Tino APCS

Lab 23.1 Life

Background

The "Game of Life" is a computer simulation of the life and death events of a population of bacterial organisms. This program will determine the life, death, and survival of bacteria from one generation to the next, assuming the starting grid of bacteria is considered generation zero. The rules for the creation of the next generation are as follows:

  1. A "neighbor" of a cell is defined as any living cell touching that cell. For example, the eight blue cells in the diagram are the neighbors of the cell in the middle.

  2. Any living cell with one or zero neighbors will die of loneliness, while any living cell with four or more living neighbors will die from overcrowding. These are "deaths".

  3. Any living cell with two or three neighbors will continue living into the next generation (no change).

  4. Any dead cell with exactly three neighbors will come to life in the next generation. These are "births".

  5. All births and deaths occur simultaneously.

    This means that births and deaths happen instantly. If a cell comes to life or dies, it should not have any effect on the number of living neighbors you calculate for other cells. In order to make this happen, you need two arrays. Loop through the original life2D array and count the number of living neighbors. Put your answer to that cell coming to life, dying, or staying the same into a temporary array. Once you are done filling the temporary array with answers of who is alive/dead, then copy these values back into the original array.

Assignment

  1. Write a program that implements the game of Life for any input file.

  2. The original grid of bacteria will be supplied to your program from a text file. Download and look at life100.txt now.

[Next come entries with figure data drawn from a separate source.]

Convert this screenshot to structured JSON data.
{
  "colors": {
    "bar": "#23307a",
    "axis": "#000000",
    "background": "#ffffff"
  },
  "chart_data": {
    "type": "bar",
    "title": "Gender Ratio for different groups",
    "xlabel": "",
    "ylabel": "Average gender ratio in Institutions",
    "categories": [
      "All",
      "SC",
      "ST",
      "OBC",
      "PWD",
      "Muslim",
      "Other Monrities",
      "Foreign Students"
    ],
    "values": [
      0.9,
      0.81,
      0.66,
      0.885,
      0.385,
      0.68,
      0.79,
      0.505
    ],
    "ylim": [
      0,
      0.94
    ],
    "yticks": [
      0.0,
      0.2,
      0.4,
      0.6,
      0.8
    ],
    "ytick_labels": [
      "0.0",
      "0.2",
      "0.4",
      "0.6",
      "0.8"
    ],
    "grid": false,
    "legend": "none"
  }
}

    1. The first line of the file contains the number of rows and number of columns in the grid.
    2. The grid locations will start with the upper lefter corner at (0, 0).
    3. All the bacteria locations will be valid positions in the grid.
    4. The remaining lines are the (row, column) locations of the initial bacteria.

  3. After your program has initialized the grid with generation 0, your program must allow Life to proceed for any number of generations specified.

  4. Display the final results on the screen (with row and column numbers as shown) and determine the following statistical information:

    1. The number of living cells in row 9.
    2. The number of living cells in column 9.
    3. The number of living cells in the entire board.

Program Requirements

  1. Your program must be declared as a public class and named PX_LastName_FirstName_Life.java

  2. Your program must include these methods exactly as given:

    1. // Constructor that initializes a game of Life from the given data file
      public PX_LastName_FirstName_Life(String fileName) {...}

    2. // Method that runs the Life simulation through the given generation
      // Generation 0 is the initial position, Generation 1 is the position after one round of Life, etc...
      public void runLife(int numGenerations) {...}

    3. // Method that returns the number of living cells in the given row
      // or returns -1 if row is out of bounds. The first row is row 0.
      public int rowCount(int row) {...}

    4. // Method that returns the number of living cells in the given column
      // or returns -1 if column is out of bounds. The first column is column 0.
      public int colCount(int col) {...}

    5. // Method that returns the total number of living cells on the board
      public int totalCount() {...}

    6. // Prints out the Life array with row and column headers as shown in the example below.
      public void printBoard() {...}

    7. // Advances Life forward one generation
      public void nextGeneration() {...}

  3. Other methods:

    You may include any other helper methods you wish.

Instructions

  1. A sample run output is given below. These are the correct answers for Generation 5 if you use the provided data file "life100.txt".

  1. Here are more data files to experiment with if you'd like. happy.txt, cross.txt, x.txt

  2. Submit your code below.

*The Game of Life was invented by John H. Conway of Princeton University. It was first described to a wide audience by Martin Gardner in his "Mathematical Games" column in Scientific American, October, 1970. You can play the game and find out more about it at www.math.com/students/wonders/life/life.html.